And then I recognized its face.

It was Niko. Young again.

My Niko.

He raised his hand and shot his older clone with my gun.

But even as he did, Elder Niko was throwing himself to the side, scrabbling frantically for purchase on the jangling net (and it can’t be my gun, I thought distantly, no more bullets) and younger Niko changed his aim, steadied himself; but Elder snarled, leapt back up four feet of net in a frantic bound, and wrapped his arms around his double’s lower legs, hanging his whole weight on them, and younger Niko’s knees buckled and he tumbled forward onto the net with a cry.

Or maybe it was me who cried out, I wasn’t sure, and I couldn’t breathe, because both Nikos were snarling, scrambling for purchase on each other, on the gun, on the precarious net beneath them as they tumbled roughly down. They were seconds away from slipping off the side, from plunging into the void of empty space beneath us.
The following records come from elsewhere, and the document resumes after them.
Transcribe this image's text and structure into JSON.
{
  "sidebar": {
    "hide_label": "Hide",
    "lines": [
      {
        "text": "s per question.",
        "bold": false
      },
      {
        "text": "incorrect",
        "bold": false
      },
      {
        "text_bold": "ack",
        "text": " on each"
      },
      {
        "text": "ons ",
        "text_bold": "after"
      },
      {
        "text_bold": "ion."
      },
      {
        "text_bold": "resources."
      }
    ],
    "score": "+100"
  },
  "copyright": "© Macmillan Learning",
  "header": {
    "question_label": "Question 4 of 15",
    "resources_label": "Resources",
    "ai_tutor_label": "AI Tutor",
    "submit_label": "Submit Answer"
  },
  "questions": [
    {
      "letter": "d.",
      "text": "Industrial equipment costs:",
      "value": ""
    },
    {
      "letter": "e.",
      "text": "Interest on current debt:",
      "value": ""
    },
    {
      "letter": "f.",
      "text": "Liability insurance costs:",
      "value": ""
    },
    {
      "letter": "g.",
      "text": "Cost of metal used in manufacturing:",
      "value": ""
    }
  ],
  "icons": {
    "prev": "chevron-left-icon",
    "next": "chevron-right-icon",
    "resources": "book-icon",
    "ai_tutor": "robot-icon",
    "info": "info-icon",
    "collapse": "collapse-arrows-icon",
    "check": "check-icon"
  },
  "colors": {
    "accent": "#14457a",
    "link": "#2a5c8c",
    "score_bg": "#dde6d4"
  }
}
“Look out!” I shrieked, but young Niko had jammed his gun hand through a gap in the net, jerking them both to a halt. The web of chandelier-stuff buckled wildly, tinkling like a dump truck full of glass. An eyebolt connecting it to the doorframe wrenched free with a splintering groan. I felt the same crawling horror of watching a spider fight a scrabbling insect, vicious, instinctual. Elder Niko plunged his hand through also to the underside of the net, wrestling for the gun. It went off again with a muffled thump, swallowed up by the void around us. Something zipped past my face in the same instant and I ducked, belatedly, eyes still glued on the fight above me.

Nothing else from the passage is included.